There is one thing, though, that we shouldn’t overlook. An FAA medical exam is pass/fail, and if you fail you’ll have months if not years of jumping through hoops to recover, even from a transient condition. BasicMed is pass/no pass. If you don’t pass, the FAA doesn’t know and you can try again, even with a different doctor, until you do pass. —FB


Can’t Turn That Way?

Although informative, “Which Way to Turn” in August left me confused.

I occasionally fly into Bracket Field (KPOC). SOCAL controls things after the tower closes and usually assigns the VOR or GPS-A approach to Runway 26 Left.

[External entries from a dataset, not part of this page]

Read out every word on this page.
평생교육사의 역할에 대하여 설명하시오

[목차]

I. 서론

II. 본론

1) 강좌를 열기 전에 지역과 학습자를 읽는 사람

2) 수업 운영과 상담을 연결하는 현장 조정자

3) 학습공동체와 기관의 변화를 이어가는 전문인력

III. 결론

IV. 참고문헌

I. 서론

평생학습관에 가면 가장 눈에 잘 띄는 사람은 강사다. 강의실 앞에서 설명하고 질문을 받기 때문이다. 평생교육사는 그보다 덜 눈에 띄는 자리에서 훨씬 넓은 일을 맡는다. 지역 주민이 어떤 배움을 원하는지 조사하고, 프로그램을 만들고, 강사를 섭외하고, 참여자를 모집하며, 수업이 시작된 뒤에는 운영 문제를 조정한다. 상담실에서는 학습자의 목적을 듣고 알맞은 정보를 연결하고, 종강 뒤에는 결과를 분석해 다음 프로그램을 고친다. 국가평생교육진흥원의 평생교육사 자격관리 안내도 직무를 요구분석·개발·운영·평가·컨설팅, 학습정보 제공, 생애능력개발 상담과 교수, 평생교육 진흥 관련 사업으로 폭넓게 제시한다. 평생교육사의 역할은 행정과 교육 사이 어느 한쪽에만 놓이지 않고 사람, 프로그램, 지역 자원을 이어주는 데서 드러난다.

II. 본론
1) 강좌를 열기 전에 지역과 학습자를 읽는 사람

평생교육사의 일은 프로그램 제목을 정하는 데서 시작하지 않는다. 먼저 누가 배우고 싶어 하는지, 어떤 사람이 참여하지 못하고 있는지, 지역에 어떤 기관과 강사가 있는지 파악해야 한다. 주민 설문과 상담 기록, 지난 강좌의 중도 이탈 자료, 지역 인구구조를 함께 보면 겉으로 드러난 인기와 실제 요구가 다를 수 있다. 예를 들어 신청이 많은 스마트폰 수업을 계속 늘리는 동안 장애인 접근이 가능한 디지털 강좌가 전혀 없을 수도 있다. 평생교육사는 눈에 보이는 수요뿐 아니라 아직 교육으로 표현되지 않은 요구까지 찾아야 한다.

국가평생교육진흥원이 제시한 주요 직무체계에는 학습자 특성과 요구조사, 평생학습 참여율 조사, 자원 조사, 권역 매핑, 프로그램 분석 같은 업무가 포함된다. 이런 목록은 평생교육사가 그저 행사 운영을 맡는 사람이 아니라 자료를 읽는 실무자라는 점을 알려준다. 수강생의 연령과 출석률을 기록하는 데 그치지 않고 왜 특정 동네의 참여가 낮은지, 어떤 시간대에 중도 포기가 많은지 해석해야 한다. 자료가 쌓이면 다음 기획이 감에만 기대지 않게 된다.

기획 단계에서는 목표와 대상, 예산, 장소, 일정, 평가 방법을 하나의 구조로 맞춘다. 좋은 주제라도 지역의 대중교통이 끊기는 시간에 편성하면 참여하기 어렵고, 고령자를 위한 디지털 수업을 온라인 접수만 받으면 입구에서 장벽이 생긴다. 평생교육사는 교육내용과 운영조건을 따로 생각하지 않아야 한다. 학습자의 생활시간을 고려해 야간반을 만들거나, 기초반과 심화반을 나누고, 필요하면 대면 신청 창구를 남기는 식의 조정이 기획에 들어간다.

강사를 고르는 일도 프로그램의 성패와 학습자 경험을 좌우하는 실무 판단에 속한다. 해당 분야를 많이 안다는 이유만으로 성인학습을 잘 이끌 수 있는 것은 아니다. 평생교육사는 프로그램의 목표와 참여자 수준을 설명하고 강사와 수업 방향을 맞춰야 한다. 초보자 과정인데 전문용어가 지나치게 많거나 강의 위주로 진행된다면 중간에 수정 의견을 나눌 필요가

Looking at the approach, there is no indication that a right turn after crossing the VORTAC and/or the west end of 26L is allowed when shooting the approach to minimums. Do they really expect you to cross over the field and make the left turn all the way around to left traffic for Runway 26L, while dodging all those obstacles so close to minimums? How else can you land on 26L?

Ronald Hays
Santa Barbara, CA

There is no notated or diagrammed restriction for any turn to land. Perhaps you’re confusing the missed-approach dotted and curved arrow that begins at POM as an indication you can only turn left to a runway. That’s just for the missed. If the designers didn’t want you to land on a 26 via a right turn to left downwind for 26L or right turn directly onto a right downwind for 26R, there would be such a note.

Like most airports with parallel runways, Brackett traffic patterns are outboard of the respective runways. Thus, Runway 26L is left traffic. So, once you break out you can fly the pattern appropriate to the runway you’re using. In this case, turn right to enter a left downwind for Runway 26L.